22. A system comprising: a coding engine to convert input video data into a plurality of coded pixel blocks using a variety of coding techniques; and a controller to determine a minimum viewing distance value for which each coded pixel block has an acceptable distortion value, to discard any coded pixel blocks with the minimum viewing distance value above a predetermined threshold value, and to select a coded pixel block for transmission from the plurality of remaining coded pixel blocks, wherein the distortion value represents Just Noticeable Difference distortion of the coded pixel block upon decoding.

23. The system of claim 22 wherein the coding engine selects a subset of known coding techniques to comprise the variety of coding techniques.

24. The system of claim 22 wherein the controller discards any coded pixel block that does not meet a predetermined metric.

25. The system of claim 24 wherein more than one predetermined metric is used to discard the coded pixel block.

26. The system of claim 24 wherein the predetermined metric changes dynamically.

27. A computer-readable medium encoded with a computer-executable program to perform a method comprising: coding an original pixel block into a plurality of coded pixel blocks using a variety of coding techniques; determining a distortion value for each coded pixel block wherein the distortion value represents Just Noticeable Difference distortion of the coded pixel block upon decoding; discarding any coded pixel block with the distortion value above a predetermined threshold value; and selecting a coded pixel block from the remaining coded pixel blocks for output to a transmission channel.
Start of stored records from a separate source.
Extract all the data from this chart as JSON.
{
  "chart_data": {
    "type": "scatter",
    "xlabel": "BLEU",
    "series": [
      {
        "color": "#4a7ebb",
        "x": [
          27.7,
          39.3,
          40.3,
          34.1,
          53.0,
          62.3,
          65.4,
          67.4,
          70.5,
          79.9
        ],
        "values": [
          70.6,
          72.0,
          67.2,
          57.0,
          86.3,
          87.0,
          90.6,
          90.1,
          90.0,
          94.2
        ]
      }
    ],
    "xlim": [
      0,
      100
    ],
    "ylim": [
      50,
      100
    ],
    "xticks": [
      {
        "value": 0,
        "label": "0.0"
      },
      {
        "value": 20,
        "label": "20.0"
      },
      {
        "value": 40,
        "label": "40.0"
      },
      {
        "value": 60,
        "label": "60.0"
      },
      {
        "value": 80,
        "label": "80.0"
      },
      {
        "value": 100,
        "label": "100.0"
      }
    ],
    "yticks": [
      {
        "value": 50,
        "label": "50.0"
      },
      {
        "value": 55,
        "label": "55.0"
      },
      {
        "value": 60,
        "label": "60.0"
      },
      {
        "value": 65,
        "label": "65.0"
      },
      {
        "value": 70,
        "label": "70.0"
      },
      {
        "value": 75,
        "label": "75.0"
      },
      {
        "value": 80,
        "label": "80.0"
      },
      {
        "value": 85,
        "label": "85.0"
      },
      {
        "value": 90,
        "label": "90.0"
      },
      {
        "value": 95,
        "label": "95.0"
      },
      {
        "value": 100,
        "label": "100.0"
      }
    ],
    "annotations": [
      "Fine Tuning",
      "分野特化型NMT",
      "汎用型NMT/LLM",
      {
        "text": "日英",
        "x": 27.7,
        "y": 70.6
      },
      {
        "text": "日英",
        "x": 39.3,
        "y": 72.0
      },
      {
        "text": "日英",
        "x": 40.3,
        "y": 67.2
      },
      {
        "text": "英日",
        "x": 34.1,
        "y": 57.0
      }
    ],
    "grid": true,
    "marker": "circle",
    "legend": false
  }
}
28. The computer-readable medium of claim 27 further comprising selecting a subset of known coding techniques to comprise the variety of coding techniques.

29. The computer-readable medium of claim 27 further comprising discarding any coded pixel block that does not satisfy a predetermined metric.

30. The computer-readable medium of claim 29 wherein more than one predetermined metric is used to discard the coded pixel block.

31. The computer-readable medium of claim 29 wherein the predetermined metric changes dynamically.

32. A computer-readable medium encoded with a computer-executable program to perform a method comprising: coding an original pixel block into a plurality of coded pixel blocks using a variety of coding techniques; determining a minimum viewing distance value for which each coded pixel block has an acceptable distortion value, wherein the distortion value represents Just Noticeable Difference distortion of the coded pixel block upon decoding; discarding any coded pixel block with the minimum viewing distance value above a predetermined threshold value; and selecting a coded pixel block from the remaining coded pixel blocks for output to a transmission channel.

33. The computer-readable medium of claim 32 further comprising selecting a subset of known coding techniques to comprise the variety of coding techniques.

34. The computer-readable medium of claim 32 further comprising discarding any coded pixel block that does not satisfy a predetermined metric.

35. The computer-readable medium of claim 34 wherein more than one predetermined metric is used to discard the coded pixel block.

36. The computer-readable medium of claim 34 wherein the predetermined metric changes dynamically.

37. A method comprising: coding an original pixel block into a plurality of coded pixel blocks using a variety of coding techniques; determining a minimum viewing distance value for which each coded pixel block has an perceptible distortion value; discarding any coded pixel block with the minimum viewing distance value above an acceptable threshold value; and selecting a coded pixel block from the remaining coded pixel blocks for output to a transmission channel.